そして…仕掛けてきた攻撃ががウンニョ爆弾だったわけだ。
そういえば、俺は今まで春と冬には、ここに来た事がなかったな。
だから今が産卵時期だって気付かなかったのか…。



「あ!サイファー、あれ!!」



スコールが少し離れた岩場を指差した。
そこには…先月、海に飲み込まれたチョコレート色の皮手袋が片方。
更に数十センチ離れた場所にも。



「へぇ?俺達が使うより、有益な使い方してんじゃん」

「アンタ、怒らないのか?」

「何でだよ?命の寝床になってんだぜ。嬉しいじゃねーか」

「…そうだな。俺達が使っていても、その手でガンブレートを握って、何かの命を奪うことにしか使われない…」



スコールの秀麗な顔が翳る。
何でコイツは、こうすぐに暗い考えになるんだか。



「べっつに傭兵業が悪いってワケじゃねぇよ。
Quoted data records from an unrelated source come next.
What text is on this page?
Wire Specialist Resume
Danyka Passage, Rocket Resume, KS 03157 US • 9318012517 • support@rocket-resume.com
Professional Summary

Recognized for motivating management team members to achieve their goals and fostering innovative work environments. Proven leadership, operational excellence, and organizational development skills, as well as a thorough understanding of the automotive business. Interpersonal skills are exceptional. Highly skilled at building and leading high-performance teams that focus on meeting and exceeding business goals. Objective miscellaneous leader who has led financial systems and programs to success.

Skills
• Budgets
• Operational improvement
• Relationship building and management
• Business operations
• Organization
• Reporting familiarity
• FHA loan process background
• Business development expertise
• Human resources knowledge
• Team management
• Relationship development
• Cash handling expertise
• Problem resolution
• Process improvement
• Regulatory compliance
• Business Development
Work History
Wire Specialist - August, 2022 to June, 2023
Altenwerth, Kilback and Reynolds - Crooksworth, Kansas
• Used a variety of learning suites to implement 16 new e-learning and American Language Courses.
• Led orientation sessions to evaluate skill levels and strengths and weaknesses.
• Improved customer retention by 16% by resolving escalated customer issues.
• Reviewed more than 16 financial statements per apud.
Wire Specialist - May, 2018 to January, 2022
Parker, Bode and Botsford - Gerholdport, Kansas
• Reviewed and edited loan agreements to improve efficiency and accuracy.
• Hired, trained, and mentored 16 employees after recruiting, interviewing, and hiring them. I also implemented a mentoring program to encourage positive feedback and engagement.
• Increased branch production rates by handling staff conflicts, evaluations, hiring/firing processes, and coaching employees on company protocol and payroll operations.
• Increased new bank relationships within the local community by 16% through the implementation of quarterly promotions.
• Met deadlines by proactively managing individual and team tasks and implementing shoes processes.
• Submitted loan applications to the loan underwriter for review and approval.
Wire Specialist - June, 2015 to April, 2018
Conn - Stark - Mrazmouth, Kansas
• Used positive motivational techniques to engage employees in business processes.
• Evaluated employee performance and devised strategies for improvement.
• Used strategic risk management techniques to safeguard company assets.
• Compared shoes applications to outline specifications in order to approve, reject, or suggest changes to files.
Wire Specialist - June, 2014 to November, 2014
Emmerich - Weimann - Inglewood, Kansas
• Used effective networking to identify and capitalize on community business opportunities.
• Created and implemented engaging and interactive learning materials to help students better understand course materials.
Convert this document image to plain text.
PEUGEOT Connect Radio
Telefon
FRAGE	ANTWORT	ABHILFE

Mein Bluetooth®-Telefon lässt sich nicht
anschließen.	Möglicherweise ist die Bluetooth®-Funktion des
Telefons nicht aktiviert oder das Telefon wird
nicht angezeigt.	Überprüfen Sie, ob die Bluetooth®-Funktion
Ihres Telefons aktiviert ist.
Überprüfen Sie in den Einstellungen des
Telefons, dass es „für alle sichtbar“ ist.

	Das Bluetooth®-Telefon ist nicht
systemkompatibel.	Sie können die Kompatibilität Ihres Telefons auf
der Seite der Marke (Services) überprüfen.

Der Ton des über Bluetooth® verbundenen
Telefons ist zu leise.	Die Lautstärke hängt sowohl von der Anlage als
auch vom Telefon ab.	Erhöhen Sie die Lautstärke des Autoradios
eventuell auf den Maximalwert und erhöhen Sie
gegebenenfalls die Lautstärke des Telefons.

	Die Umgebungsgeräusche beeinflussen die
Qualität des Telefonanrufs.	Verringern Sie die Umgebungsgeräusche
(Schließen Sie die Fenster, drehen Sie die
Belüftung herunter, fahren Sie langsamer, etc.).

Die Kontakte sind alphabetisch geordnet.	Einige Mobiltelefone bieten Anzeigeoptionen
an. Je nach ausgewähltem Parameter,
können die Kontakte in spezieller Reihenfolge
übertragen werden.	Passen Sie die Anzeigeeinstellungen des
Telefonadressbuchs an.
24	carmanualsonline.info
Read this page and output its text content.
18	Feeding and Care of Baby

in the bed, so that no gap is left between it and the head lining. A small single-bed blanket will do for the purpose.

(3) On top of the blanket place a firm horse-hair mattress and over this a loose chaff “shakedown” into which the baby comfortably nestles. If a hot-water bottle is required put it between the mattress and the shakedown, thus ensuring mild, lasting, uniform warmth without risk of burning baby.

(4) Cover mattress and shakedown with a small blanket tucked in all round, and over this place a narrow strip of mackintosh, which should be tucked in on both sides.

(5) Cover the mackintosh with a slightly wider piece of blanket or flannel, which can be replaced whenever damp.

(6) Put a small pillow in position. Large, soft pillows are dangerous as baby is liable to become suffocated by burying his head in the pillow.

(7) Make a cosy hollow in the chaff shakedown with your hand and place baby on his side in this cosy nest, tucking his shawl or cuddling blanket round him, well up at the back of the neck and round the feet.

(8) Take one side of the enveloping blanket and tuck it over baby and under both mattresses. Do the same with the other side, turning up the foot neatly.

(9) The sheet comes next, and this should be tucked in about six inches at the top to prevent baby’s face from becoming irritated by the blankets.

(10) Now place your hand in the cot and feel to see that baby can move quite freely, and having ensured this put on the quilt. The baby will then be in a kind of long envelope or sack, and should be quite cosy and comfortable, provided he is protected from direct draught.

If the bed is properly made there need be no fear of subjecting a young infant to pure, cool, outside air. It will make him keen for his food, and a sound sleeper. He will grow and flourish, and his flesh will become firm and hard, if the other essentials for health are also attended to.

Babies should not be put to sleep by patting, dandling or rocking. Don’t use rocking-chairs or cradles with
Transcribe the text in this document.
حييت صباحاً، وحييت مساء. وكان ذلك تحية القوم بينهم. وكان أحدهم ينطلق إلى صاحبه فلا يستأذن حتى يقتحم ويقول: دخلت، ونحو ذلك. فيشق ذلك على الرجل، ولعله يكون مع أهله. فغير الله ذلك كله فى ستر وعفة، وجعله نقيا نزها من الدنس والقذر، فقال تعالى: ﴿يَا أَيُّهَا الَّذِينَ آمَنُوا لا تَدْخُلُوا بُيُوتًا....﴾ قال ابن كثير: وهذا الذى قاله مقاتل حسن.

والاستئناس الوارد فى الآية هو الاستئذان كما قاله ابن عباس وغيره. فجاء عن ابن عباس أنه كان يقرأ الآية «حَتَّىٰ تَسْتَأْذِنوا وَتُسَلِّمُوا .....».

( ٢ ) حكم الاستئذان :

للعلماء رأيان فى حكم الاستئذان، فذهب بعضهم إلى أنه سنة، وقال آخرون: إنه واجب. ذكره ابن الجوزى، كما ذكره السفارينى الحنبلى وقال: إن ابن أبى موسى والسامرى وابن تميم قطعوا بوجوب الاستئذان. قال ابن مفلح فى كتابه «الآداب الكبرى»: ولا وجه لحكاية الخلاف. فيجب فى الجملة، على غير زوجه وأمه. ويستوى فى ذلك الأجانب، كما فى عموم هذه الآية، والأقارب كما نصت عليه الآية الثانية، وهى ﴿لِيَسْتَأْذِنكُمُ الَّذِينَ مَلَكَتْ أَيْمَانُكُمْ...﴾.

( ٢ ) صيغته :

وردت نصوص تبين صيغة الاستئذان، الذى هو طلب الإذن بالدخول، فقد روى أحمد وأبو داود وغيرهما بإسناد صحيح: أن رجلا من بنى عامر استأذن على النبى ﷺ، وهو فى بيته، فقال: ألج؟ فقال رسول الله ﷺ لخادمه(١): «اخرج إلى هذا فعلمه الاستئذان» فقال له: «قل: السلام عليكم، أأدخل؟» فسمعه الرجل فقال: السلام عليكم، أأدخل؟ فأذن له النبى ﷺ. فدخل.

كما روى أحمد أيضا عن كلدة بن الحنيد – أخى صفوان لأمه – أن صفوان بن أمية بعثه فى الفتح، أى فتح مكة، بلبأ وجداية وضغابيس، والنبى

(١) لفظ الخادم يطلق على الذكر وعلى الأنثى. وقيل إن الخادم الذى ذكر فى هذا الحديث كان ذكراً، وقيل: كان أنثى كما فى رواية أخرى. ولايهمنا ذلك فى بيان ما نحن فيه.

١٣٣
俺達だってモンスターが増えすぎないように倒して、この星の秩序っつーモンを守ってるだろ」

「星は…話がデカ過ぎだ」

「そうか?結構、貢献してると思うぜ〜?」



スコールがクスリと笑う。
その笑顔は、たとえ鳥の排泄物にまみれていても、極上に綺麗だった。
お互い、ホワイトデー作戦としてのホテルでのランチ、そしてココでのピクニックも失敗に終わったが、俺にはこの笑顔で充分だ。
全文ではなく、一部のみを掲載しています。